HIV-positive Zimbabwean villagers living along the border with Zambia are reportedly risking life and limb crossing the crocodile-infested Zambezi River to collect life-prolonging anti-retroviral drugs (ARVs) from Zambian clinics because they are closer.
Some of the villagers, especially in Kanyemba, said the nearest local health centers on the Zimbabwean side were located in Mbire district and Chitsungo, about 125km away.
“We cross to Zambia every fortnight to access ARVs even though we are not sure of the potency of the drugs we are being issued within a foreign land. We also risk lives crossing the Zambezi which is infested with crocodiles, but we have no option otherwise we die from the virus,” Titus Huruva of Kanyemba area who is on ARVs said.
Mashonaland Central Provincial Aids coordinator David Nyamurera confirmed the villagers’ plight in an interview with NewsDay last week saying the challenges started at the height of the country’s economic meltdown in 2008.
|Fast Facts about the Lower Zambezi:|
|Length of Lower Zambezi||650 kilometers|
|Annual Rainfall||900 to 1100 millimeters|
|Evaporation Rates||1600 to 2300 millimeters|
|Lower Zambezi Tributaries||Luia River, Leunha River, Shire River|
|Zambezi River Valley Population||Approx. 32 000 000|
“We are aware of the situation, but it is difficult now to stop the people from visiting Zambian clinics because we are offering different regimens from the one they are receiving in Zambia,” Nyamurera said.
“Plans are underway to dialogue with the Zambian authorities as well as the Mozambican authorities to harmonize things since we are also serving part of the Mozambican population in the Chikafa and Chidodo areas.”

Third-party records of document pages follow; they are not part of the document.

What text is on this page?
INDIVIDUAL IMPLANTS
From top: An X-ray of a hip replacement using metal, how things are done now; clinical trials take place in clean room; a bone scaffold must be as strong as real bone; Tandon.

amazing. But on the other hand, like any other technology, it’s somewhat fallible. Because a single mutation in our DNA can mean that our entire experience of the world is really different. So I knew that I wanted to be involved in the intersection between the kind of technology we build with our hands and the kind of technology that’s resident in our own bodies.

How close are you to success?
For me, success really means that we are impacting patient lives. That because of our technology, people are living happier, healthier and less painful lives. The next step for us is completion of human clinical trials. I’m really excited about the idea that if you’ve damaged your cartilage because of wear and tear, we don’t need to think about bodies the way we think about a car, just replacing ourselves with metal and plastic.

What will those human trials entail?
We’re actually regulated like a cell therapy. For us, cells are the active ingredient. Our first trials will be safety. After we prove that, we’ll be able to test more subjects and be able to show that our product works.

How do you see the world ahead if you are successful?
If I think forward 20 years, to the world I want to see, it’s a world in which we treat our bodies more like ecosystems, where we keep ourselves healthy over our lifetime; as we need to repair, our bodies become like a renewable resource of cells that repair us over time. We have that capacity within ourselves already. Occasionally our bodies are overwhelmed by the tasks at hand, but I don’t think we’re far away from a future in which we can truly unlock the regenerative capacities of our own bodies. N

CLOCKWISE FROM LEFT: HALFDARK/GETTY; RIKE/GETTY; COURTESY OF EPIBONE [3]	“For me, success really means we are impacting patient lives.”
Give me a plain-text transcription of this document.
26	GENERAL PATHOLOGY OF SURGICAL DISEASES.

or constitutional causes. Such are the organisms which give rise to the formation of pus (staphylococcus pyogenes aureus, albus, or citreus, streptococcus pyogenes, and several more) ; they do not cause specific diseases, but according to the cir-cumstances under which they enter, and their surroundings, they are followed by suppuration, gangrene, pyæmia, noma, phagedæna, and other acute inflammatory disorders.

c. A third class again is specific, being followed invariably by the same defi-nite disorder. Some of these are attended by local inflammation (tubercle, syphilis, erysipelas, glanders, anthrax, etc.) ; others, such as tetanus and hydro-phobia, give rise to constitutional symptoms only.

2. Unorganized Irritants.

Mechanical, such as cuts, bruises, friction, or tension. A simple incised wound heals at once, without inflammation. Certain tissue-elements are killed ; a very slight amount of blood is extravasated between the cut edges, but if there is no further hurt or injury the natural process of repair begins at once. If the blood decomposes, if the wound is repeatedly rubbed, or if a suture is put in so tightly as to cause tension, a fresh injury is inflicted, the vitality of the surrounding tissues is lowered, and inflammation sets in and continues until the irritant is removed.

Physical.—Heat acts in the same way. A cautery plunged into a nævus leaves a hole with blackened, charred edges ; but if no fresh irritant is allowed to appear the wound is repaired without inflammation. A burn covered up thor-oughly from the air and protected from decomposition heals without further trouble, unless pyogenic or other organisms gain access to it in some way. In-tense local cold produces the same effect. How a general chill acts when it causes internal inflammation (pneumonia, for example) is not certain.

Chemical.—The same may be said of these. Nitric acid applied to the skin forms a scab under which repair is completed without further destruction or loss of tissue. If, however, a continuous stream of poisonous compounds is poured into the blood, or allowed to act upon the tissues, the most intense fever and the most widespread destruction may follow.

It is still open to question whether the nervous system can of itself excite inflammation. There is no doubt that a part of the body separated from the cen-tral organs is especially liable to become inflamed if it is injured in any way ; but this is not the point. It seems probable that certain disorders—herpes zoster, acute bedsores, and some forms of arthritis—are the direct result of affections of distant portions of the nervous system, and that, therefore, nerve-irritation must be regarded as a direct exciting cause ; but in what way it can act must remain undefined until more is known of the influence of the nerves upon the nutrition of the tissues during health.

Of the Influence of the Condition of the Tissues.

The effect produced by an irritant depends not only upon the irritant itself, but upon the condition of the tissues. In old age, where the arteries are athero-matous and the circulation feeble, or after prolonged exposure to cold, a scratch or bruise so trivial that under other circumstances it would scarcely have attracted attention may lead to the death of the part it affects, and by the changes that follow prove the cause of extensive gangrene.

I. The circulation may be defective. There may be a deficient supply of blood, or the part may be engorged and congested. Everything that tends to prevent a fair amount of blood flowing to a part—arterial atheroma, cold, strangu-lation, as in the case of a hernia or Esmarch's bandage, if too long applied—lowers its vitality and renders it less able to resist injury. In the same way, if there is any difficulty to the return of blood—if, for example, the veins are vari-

Contacted for comment, Health and Child Welfare deputy minister Douglas Mombeshora said: “I wouldn’t know about that, but what I am aware of is that there is no district hospital in Mbire. At times because of the distances they must travel to the nearest local clinics. Villagers would rather cross over to the neighboring country because it will be nearer for them.
“That is the major problem we face — that of people having to travel long distances to the initiating sites. So those villagers next to the borders choose to just cross the river and get access. It is the same for us, we also treat those who come from Mozambique because our clinics will be nearer to them than to travel long distances.”